就听宗姐语气沉重:“半个月前,陆先生发话,要将你彻底封杀!”
第三章
陆屿白……要封杀自己?
安苒瞬间浑身一僵。
寒气钻进四肢,冻得她骨头冰冷酥麻。
他为什么要这么做?!
安苒攥紧手机,直接拨通了陆屿白的号码。
然而,无论是他的工作号还是私人号,都始终没有人接。
她快步回到客厅找到管家,声音微颤。
“陆先生不接我电话,你一定联系得到他对不对?”
管家面色从容:“安小姐,如果您打不通陆先生的号码,那说明他正在忙,您……”
话没说完,外面突然传来阵轰鸣声。
安苒转头望去,只见那辆熟悉的黑色迈巴赫停在了别墅前。
她抬步便跑了出去,却在撞上陆屿白凌厉的目光时脚步一滞。
“景,屿白……”
陆屿白脸色冷峻:“有事?”
“我……我刚才给你打电话,你没接。”安苒抿了抿唇。
“不想接。”陆屿白嗓音冷淡,收回目光便越过她往二楼走。
安苒身形微滞,顿了片刻终是抬步跟了上去。
却见陆屿白径直走进衣帽间,拿出了套干净的西装准备换,不禁一怔:“你等下还要出门吗?”

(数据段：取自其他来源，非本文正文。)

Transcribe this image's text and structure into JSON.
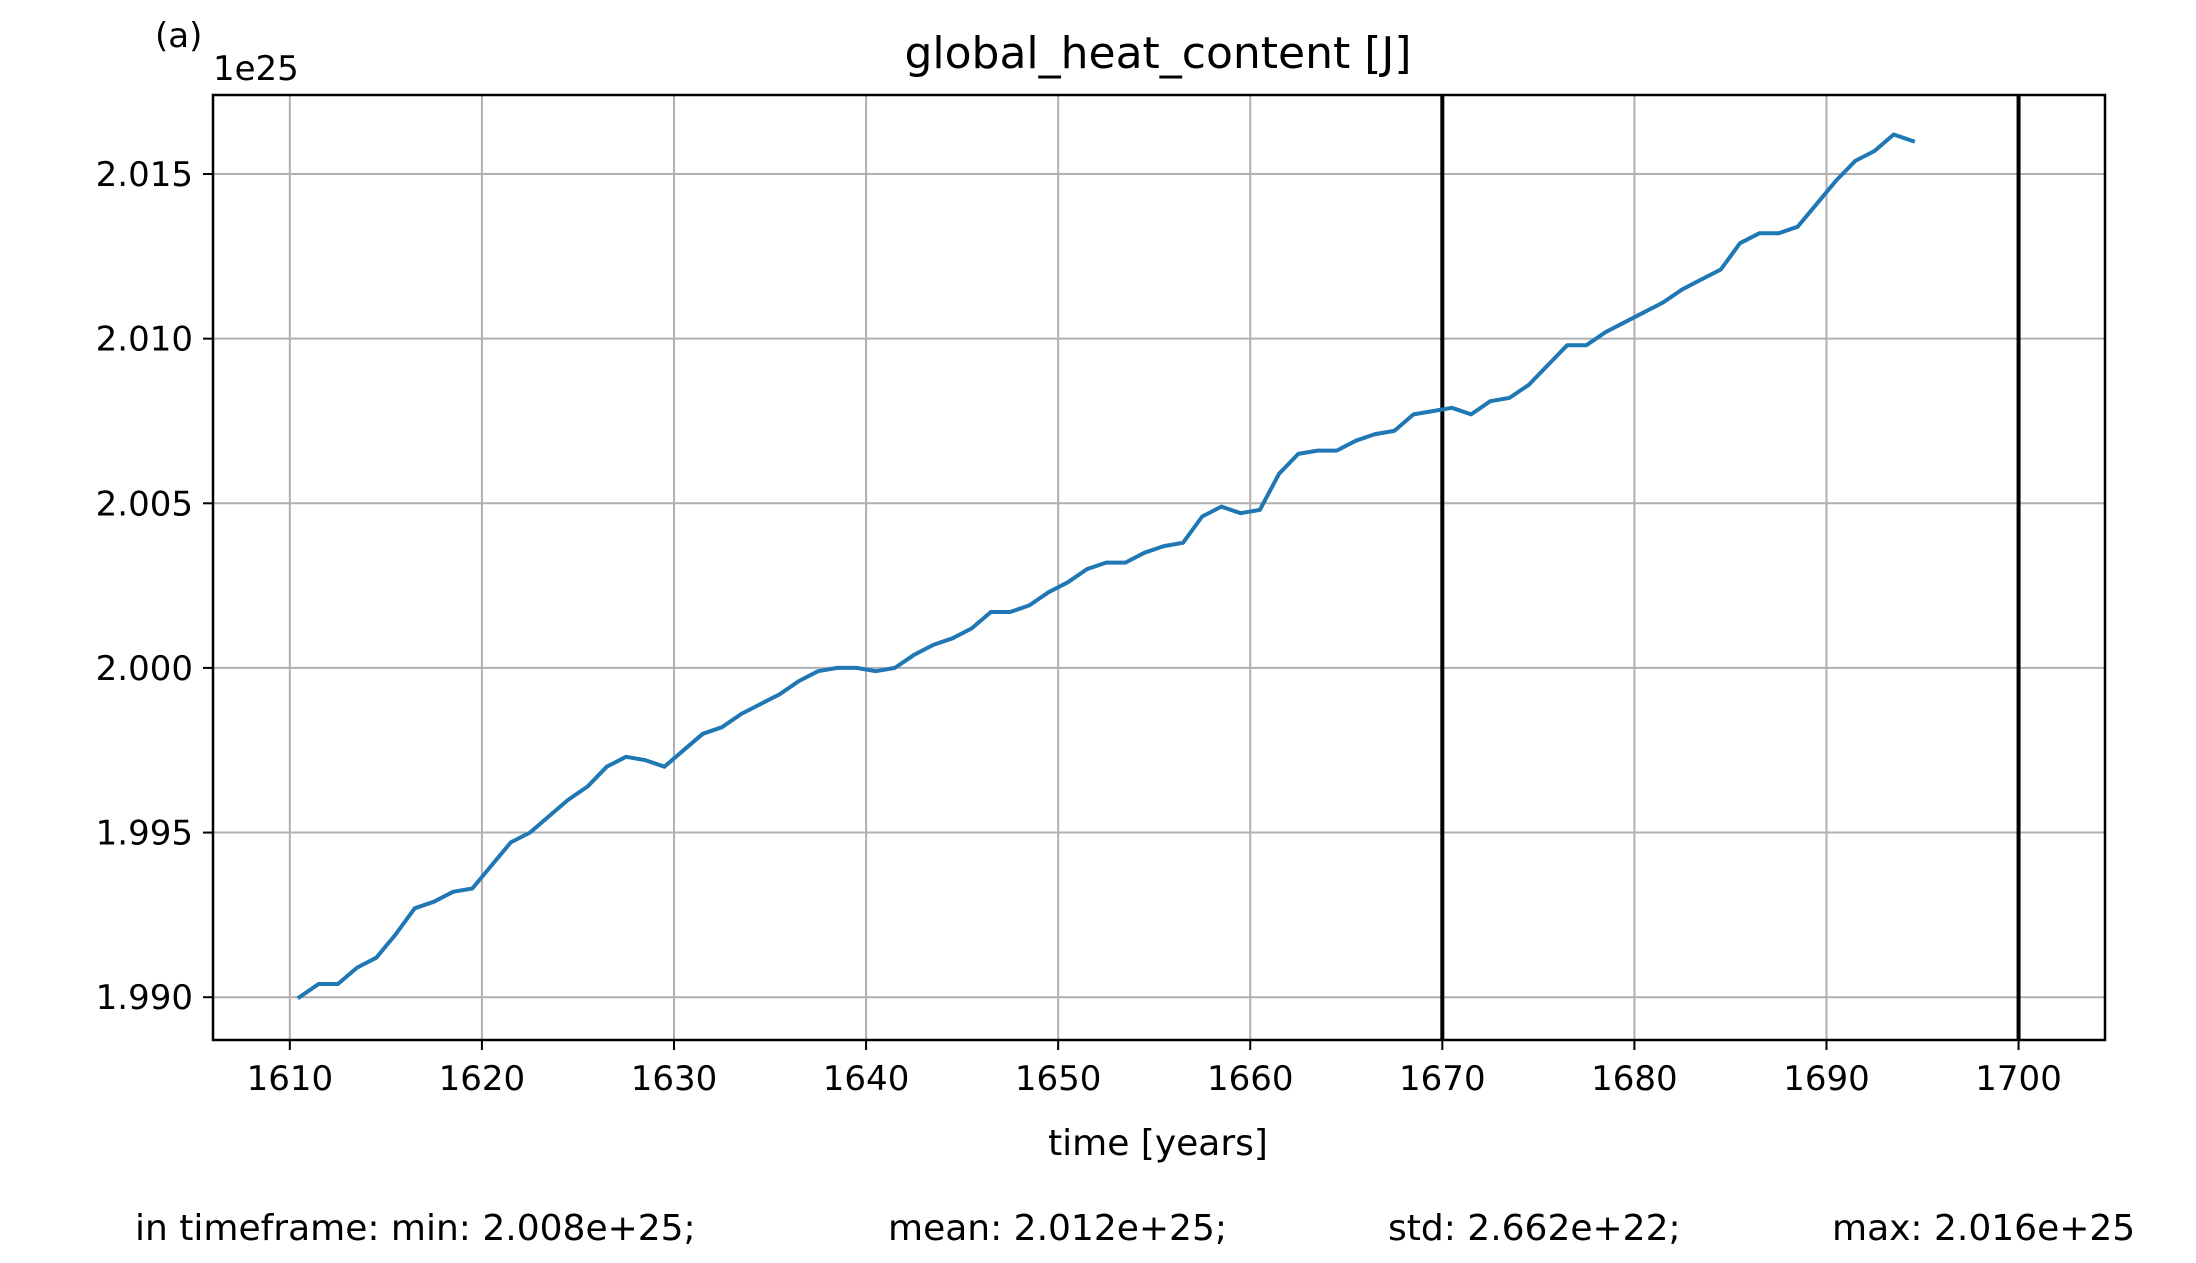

“有个宴会。”陆屿白解开领带瞥了她一眼,“你有事就说。”
安苒默了瞬,攥着手缓缓开口。
“宗姐说你要封杀我……为什么?”
陆屿白动作没停:“为什么?答应的事做不到,这就是后果。”
安苒心狠狠一沉。
受伤的事,他到底还是去查了清楚。
“所以……”安苒喉间涩痛,“你又要把我关起来了吗?”
陆屿白却没答。
他换好衣服,示意她过来给他系领带。
安苒不想在这种时候惹他生气,听话上前。
直到领带打好,陆屿白才淡淡开口:“你早该这么乖。”
说完,便转身离开。
独留下安苒站在原地看着他的背影,如坠冰窖。
不知站了多久,她才失神地回了卧室。
看着橘红色的天空,安苒倏地想起了三年前第一次与陆屿白相遇的那天。
那时她刚刚毕业,受邀去了一部电影选角的饭局。
一共八个女生,导演以观察仪态为由让她们站成排,可那目光分明粘腻得像能流出脓。
所以当他摸上安苒的肩膀那一刻,她想都没想直接就甩过去一巴掌。
这一耳光,断送了她的前途。
安归蹲在路边哭时,面前却突然出现一个人。
她怔楞地抬起头,便对上了陆屿白深邃的双眼。
他嗓音低哑,带着种说不出的蛊惑。
“想红,就要选好角色,更重要的是……”陆屿白俯下身,向她伸出了手,“要选对人。”
娱乐圈里谁能红,谁会被雪藏封杀,都不过是他一句话的事情。
所以安苒握住了他的手,之后,一夜爆红——
从回忆里脱身时,窗外天色已然黯淡。
安苒望着,起伏的心情慢慢平复了下来。
想起陆屿白离开前说的那句话,她犹豫了片刻,拿起手机给他发了条消息。
“屿白,我会乖乖等你回来。”
刚发完,一条新闻突然弹了出来。
安苒不小心点了进去,正想退出时,画面中却出现了陆屿白的身影!
视频中,记者问道:“陆总,您身边这位小姐是?您为什么会带她一起参加陆老先生寿宴?”
安苒听着这问题,下意识屏住了呼吸。
下一秒,就听陆屿白声音温柔:“她叫燕溪,我的……未婚妻。”
第四章
话音落下的那瞬,手机砸在地上发出重重一声。
安苒连忙捡起,却发现屏幕已经碎成蛛网,怎么按都没有反应。